Fiddlin' Bill Hensley, mountain fiddler, Asheville, North Carolina (photo by Ben Shahn, taken as part of the Farm Security Administration)
Farmer and sons walking in the face of a dust storm. Cimarron County, Oklahoma (photo by Arthur Rothstein, taken as part of the Farm Security Administration)
"Negro sharecropper and wife. Mississippi. They have no tools, stock, equipment, or garden." (photo by Dorothea Lange, taken as part of the Farm Security Administration)
Pinal County, Arizona. Defense training project, U.S. Department of Education welding school. All these men and boys live on the farms and ranches nearby. Some men, who are agricultural workers living at the FSA (Farm Security Administration) farm workers' community at Eleven Mile Corner, attend this class.
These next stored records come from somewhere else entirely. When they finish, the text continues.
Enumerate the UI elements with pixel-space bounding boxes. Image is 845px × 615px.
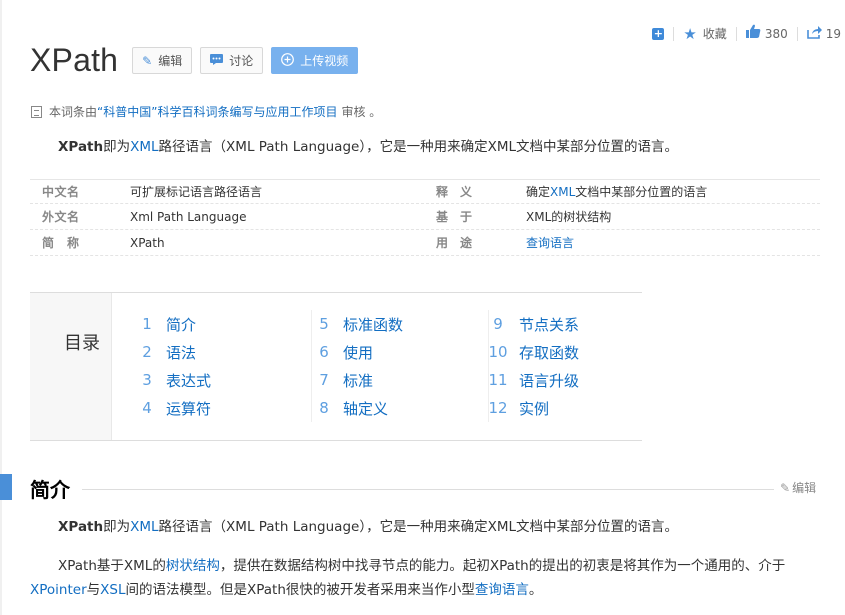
intro-paragraph-1: XPath即为XML路径语言（XML Path Language），它是一种用来… (58, 519, 678, 535)
review-suffix: 审核 。 (341, 105, 382, 119)
document-icon (31, 105, 42, 118)
toc-item[interactable]: 7 标准 (313, 366, 488, 394)
section-edit-button[interactable]: ✎ 编辑 (780, 479, 816, 496)
left-edge (0, 0, 2, 615)
section-title: 简介 (30, 478, 70, 502)
plus-icon: + (652, 26, 665, 40)
page-title: XPath (30, 42, 119, 78)
share-count: 19 (825, 26, 841, 41)
add-button[interactable]: + (652, 26, 665, 40)
toc-column: 5 标准函数 6 使用 7 标准 8 轴定义 (313, 310, 489, 422)
xml-link[interactable]: XML (130, 519, 158, 535)
section-edit-label: 编辑 (792, 481, 817, 495)
plus-circle-icon (281, 52, 295, 69)
info-row: 外文名 Xml Path Language 基 于 XML的树状结构 (30, 204, 820, 230)
info-key: 外文名 (42, 210, 80, 224)
query-language-link[interactable]: 查询语言 (526, 236, 574, 250)
pencil-icon: ✎ (780, 480, 791, 495)
intro-paragraph-2: XPath基于XML的树状结构，提供在数据结构树中找寻节点的能力。起初XPath… (30, 558, 786, 598)
share-button[interactable]: 19 (806, 25, 841, 43)
edit-label: 编辑 (158, 54, 183, 68)
section-marker (0, 474, 12, 500)
info-value: XML的树状结构 (526, 210, 612, 224)
summary-bold: XPath (58, 139, 104, 155)
pencil-icon: ✎ (142, 53, 153, 68)
toc-item[interactable]: 10 存取函数 (485, 338, 661, 366)
info-key: 用 途 (436, 236, 473, 250)
info-value: 可扩展标记语言路径语言 (130, 185, 263, 199)
title-row: XPath ✎ 编辑 讨论 上传视频 (30, 42, 366, 79)
chat-icon (210, 53, 224, 68)
review-prefix: 本词条由 (49, 105, 98, 119)
query-language-link[interactable]: 查询语言 (475, 582, 529, 598)
info-row: 中文名 可扩展标记语言路径语言 释 义 确定XML文档中某部分位置的语言 (30, 179, 820, 204)
like-button[interactable]: 380 (745, 24, 788, 43)
xpointer-link[interactable]: XPointer (30, 582, 87, 598)
info-row: 简 称 XPath 用 途 查询语言 (30, 230, 820, 256)
info-value: Xml Path Language (130, 209, 247, 224)
tree-structure-link[interactable]: 树状结构 (166, 558, 220, 574)
table-of-contents: 目录 1 简介 2 语法 3 表达式 4 运算符 5 标准函数 6 使用 7 标准 8 轴定义 … (30, 292, 642, 441)
basic-info: 中文名 可扩展标记语言路径语言 释 义 确定XML文档中某部分位置的语言 外文名… (30, 179, 820, 256)
discuss-label: 讨论 (229, 54, 254, 68)
xsl-link[interactable]: XSL (100, 582, 125, 598)
toc-item[interactable]: 1 简介 (136, 310, 311, 338)
review-link[interactable]: “科普中国”科学百科词条编写与应用工作项目 (97, 103, 337, 120)
toc-side: 目录 (30, 293, 112, 440)
edit-button[interactable]: ✎ 编辑 (132, 47, 193, 74)
info-key: 基 于 (436, 210, 473, 224)
info-key: 中文名 (42, 185, 80, 199)
info-key: 释 义 (436, 185, 473, 199)
toc-column: 9 节点关系 10 存取函数 11 语言升级 12 实例 (485, 310, 661, 422)
top-toolbar: + ★ 收藏 380 19 (652, 24, 841, 43)
review-note: 本词条由 “科普中国”科学百科词条编写与应用工作项目 审核 。 (31, 103, 381, 120)
share-icon (806, 25, 822, 43)
favorite-label: 收藏 (702, 27, 727, 41)
toc-item[interactable]: 2 语法 (136, 338, 311, 366)
info-key: 简 称 (42, 236, 80, 250)
toc-item[interactable]: 5 标准函数 (313, 310, 488, 338)
toc-item[interactable]: 12 实例 (485, 394, 661, 422)
summary-paragraph: XPath即为XML路径语言（XML Path Language），它是一种用来… (58, 139, 678, 155)
info-value: XPath (130, 235, 165, 250)
toc-item[interactable]: 3 表达式 (136, 366, 311, 394)
discuss-button[interactable]: 讨论 (200, 47, 264, 74)
toc-heading: 目录 (64, 333, 100, 354)
favorite-button[interactable]: ★ 收藏 (683, 25, 726, 42)
upload-video-button[interactable]: 上传视频 (271, 47, 359, 74)
upload-label: 上传视频 (300, 54, 349, 68)
toc-item[interactable]: 4 运算符 (136, 394, 311, 422)
toc-item[interactable]: 6 使用 (313, 338, 488, 366)
info-xml-link[interactable]: XML (550, 185, 575, 199)
like-count: 380 (764, 26, 788, 41)
toc-column: 1 简介 2 语法 3 表达式 4 运算符 (136, 310, 312, 422)
toc-item[interactable]: 8 轴定义 (313, 394, 488, 422)
thumbs-up-icon (745, 24, 761, 43)
info-value: 查询语言 (526, 234, 574, 251)
section-divider (82, 489, 774, 490)
info-value: 确定XML文档中某部分位置的语言 (526, 185, 708, 199)
toc-item[interactable]: 9 节点关系 (485, 310, 661, 338)
xml-link[interactable]: XML (130, 139, 158, 155)
toc-item[interactable]: 11 语言升级 (485, 366, 661, 394)
star-icon: ★ (683, 24, 697, 43)
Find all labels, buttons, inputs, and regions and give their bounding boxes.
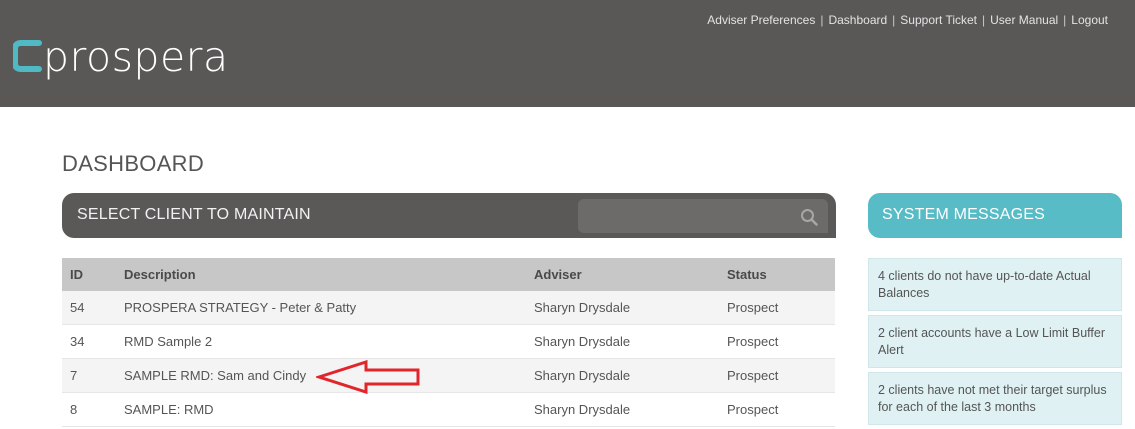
client-table: ID Description Adviser Status 54 PROSPER… xyxy=(62,258,835,427)
nav-support-ticket[interactable]: Support Ticket xyxy=(900,13,977,27)
table-header-row: ID Description Adviser Status xyxy=(62,258,835,291)
table-row[interactable]: 54 PROSPERA STRATEGY - Peter & Patty Sha… xyxy=(62,291,835,325)
nav-user-manual[interactable]: User Manual xyxy=(990,13,1058,27)
cell-status: Prospect xyxy=(719,324,835,359)
system-message-item[interactable]: 4 clients do not have up-to-date Actual … xyxy=(868,258,1122,311)
cell-id: 34 xyxy=(62,324,116,359)
nav-logout[interactable]: Logout xyxy=(1071,13,1108,27)
search-icon[interactable] xyxy=(800,208,818,226)
system-message-item[interactable]: 2 client accounts have a Low Limit Buffe… xyxy=(868,315,1122,368)
client-search-box xyxy=(578,199,828,233)
cell-status: Prospect xyxy=(719,358,835,393)
table-row[interactable]: 7 SAMPLE RMD: Sam and Cindy Sharyn Drysd… xyxy=(62,358,835,393)
cell-id: 8 xyxy=(62,392,116,427)
client-panel-title: SELECT CLIENT TO MAINTAIN xyxy=(77,206,311,223)
system-messages-header: SYSTEM MESSAGES xyxy=(868,193,1122,238)
nav-dashboard[interactable]: Dashboard xyxy=(828,13,887,27)
cell-adviser: Sharyn Drysdale xyxy=(526,324,719,359)
cell-adviser: Sharyn Drysdale xyxy=(526,392,719,427)
nav-adviser-preferences[interactable]: Adviser Preferences xyxy=(707,13,815,27)
app-header: prospera Adviser Preferences | Dashboard | S… xyxy=(0,0,1135,107)
cell-status: Prospect xyxy=(719,291,835,325)
system-messages-list: 4 clients do not have up-to-date Actual … xyxy=(868,258,1122,429)
client-panel-header: SELECT CLIENT TO MAINTAIN xyxy=(62,193,836,238)
cell-status: Prospect xyxy=(719,392,835,427)
column-header-adviser[interactable]: Adviser xyxy=(526,258,719,291)
arrow-left-icon xyxy=(316,360,420,394)
top-navigation: Adviser Preferences | Dashboard | Support Ti… xyxy=(707,13,1108,27)
column-header-status[interactable]: Status xyxy=(719,258,835,291)
client-search-input[interactable] xyxy=(578,199,808,233)
page-title: DASHBOARD xyxy=(62,151,205,176)
svg-text:prospera: prospera xyxy=(43,33,229,81)
cell-description[interactable]: PROSPERA STRATEGY - Peter & Patty xyxy=(116,291,526,325)
prospera-logo[interactable]: prospera xyxy=(13,33,259,85)
column-header-description[interactable]: Description xyxy=(116,258,526,291)
cell-id: 7 xyxy=(62,358,116,393)
cell-description[interactable]: RMD Sample 2 xyxy=(116,324,526,359)
cell-adviser: Sharyn Drysdale xyxy=(526,358,719,393)
table-row[interactable]: 8 SAMPLE: RMD Sharyn Drysdale Prospect xyxy=(62,392,835,427)
system-messages-title: SYSTEM MESSAGES xyxy=(882,206,1046,223)
cell-id: 54 xyxy=(62,291,116,325)
column-header-id[interactable]: ID xyxy=(62,258,116,291)
cell-adviser: Sharyn Drysdale xyxy=(526,291,719,325)
table-row[interactable]: 34 RMD Sample 2 Sharyn Drysdale Prospect xyxy=(62,324,835,359)
cell-description[interactable]: SAMPLE: RMD xyxy=(116,392,526,427)
system-message-item[interactable]: 2 clients have not met their target surp… xyxy=(868,372,1122,425)
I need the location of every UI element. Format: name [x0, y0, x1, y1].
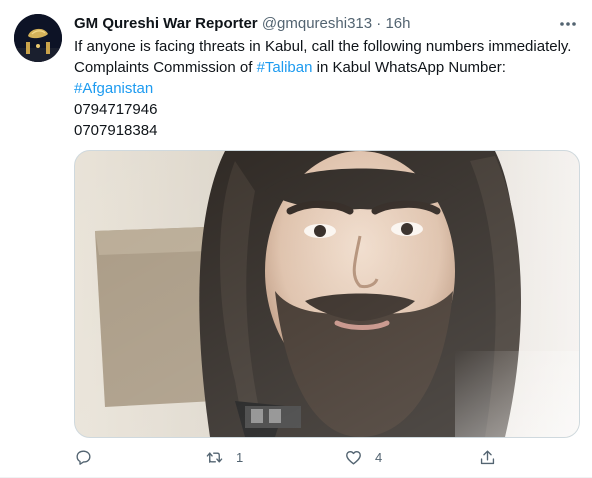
tweet-line-2-prefix: Complaints Commission of	[74, 59, 257, 76]
tweet-line-3: #Afganistan	[74, 78, 578, 99]
share-button[interactable]	[478, 446, 497, 468]
tweet-timestamp[interactable]: 16h	[385, 15, 410, 32]
reply-button[interactable]	[74, 446, 105, 468]
tweet-text: If anyone is facing threats in Kabul, ca…	[74, 36, 578, 141]
portrait-photo	[75, 151, 579, 437]
retweet-button[interactable]: 1	[205, 446, 243, 468]
retweet-count: 1	[236, 449, 244, 465]
share-icon	[480, 449, 495, 464]
hashtag-taliban[interactable]: #Taliban	[257, 59, 313, 76]
author-name[interactable]: GM Qureshi War Reporter	[74, 15, 258, 32]
avatar[interactable]	[14, 14, 62, 62]
tweet-actions: 1 4	[74, 446, 508, 468]
phone-number-1: 0794717946	[74, 101, 158, 118]
tweet-card[interactable]: GM Qureshi War Reporter @gmqureshi313 · …	[0, 0, 592, 478]
like-button[interactable]: 4	[344, 446, 382, 468]
tweet-header: GM Qureshi War Reporter @gmqureshi313 · …	[74, 14, 578, 34]
phone-number-2: 0707918384	[74, 122, 158, 139]
tweet-line-2: Complaints Commission of #Taliban in Kab…	[74, 57, 578, 78]
hashtag-afganistan[interactable]: #Afganistan	[74, 80, 153, 97]
separator-dot: ·	[376, 15, 382, 32]
heart-icon	[346, 450, 361, 465]
more-options-button[interactable]	[558, 14, 578, 34]
tweet-photo[interactable]	[74, 150, 580, 438]
more-dots-icon	[560, 22, 576, 26]
author-handle[interactable]: @gmqureshi313	[262, 15, 372, 32]
retweet-icon	[206, 451, 223, 463]
reply-icon	[76, 449, 91, 465]
like-count: 4	[375, 449, 383, 465]
avatar-image	[14, 14, 62, 62]
tweet-line-2-suffix: in Kabul WhatsApp Number:	[312, 59, 506, 76]
tweet-line-1: If anyone is facing threats in Kabul, ca…	[74, 38, 572, 55]
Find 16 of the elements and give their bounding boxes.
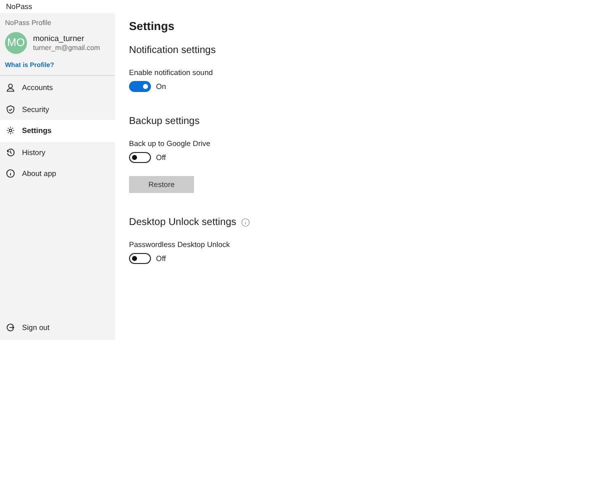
avatar: MO	[5, 32, 27, 54]
toggle-switch[interactable]	[129, 253, 151, 264]
sign-out-icon	[6, 322, 15, 332]
page-title: Settings	[129, 21, 176, 33]
section-title: Notification settings	[129, 45, 216, 56]
user-name: monica_turner	[33, 34, 86, 43]
toggle-switch[interactable]	[129, 152, 151, 163]
section-title: Desktop Unlock settings	[129, 217, 236, 228]
shield-icon	[6, 104, 15, 114]
info-icon[interactable]	[241, 218, 250, 227]
info-icon	[6, 169, 15, 178]
settings-icon	[6, 126, 15, 136]
person-icon	[6, 83, 15, 92]
toggle-switch[interactable]	[129, 81, 151, 92]
section-title: Backup settings	[129, 116, 200, 127]
history-icon	[6, 148, 15, 157]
The Farm Security Administration (FSA), created in 1937 under the Department of Agriculture, helped with rural rehabilitation, farm loans, and subsistence homestead programs. The FSA was not a relief agency, but instead it relied on a network of cooperation between states and county offices to determine which clients needed loans that could not get this credit somewhere else. Farmers could use these loans to buy land, equipment, livestock, or seeds. Additionally, the FSA assisted families by providing healthcare, education, and training programs for participating families. The goal of these measures was to help families become self-sustaining.
One of the most memorable programs of the FSA is the collection of photographs that document the rural conditions from the Information Division of the Resettlement Administration. These photos helped to not only promote the programs of the RA, but to also show the people, cultures, and landscapes of rural America.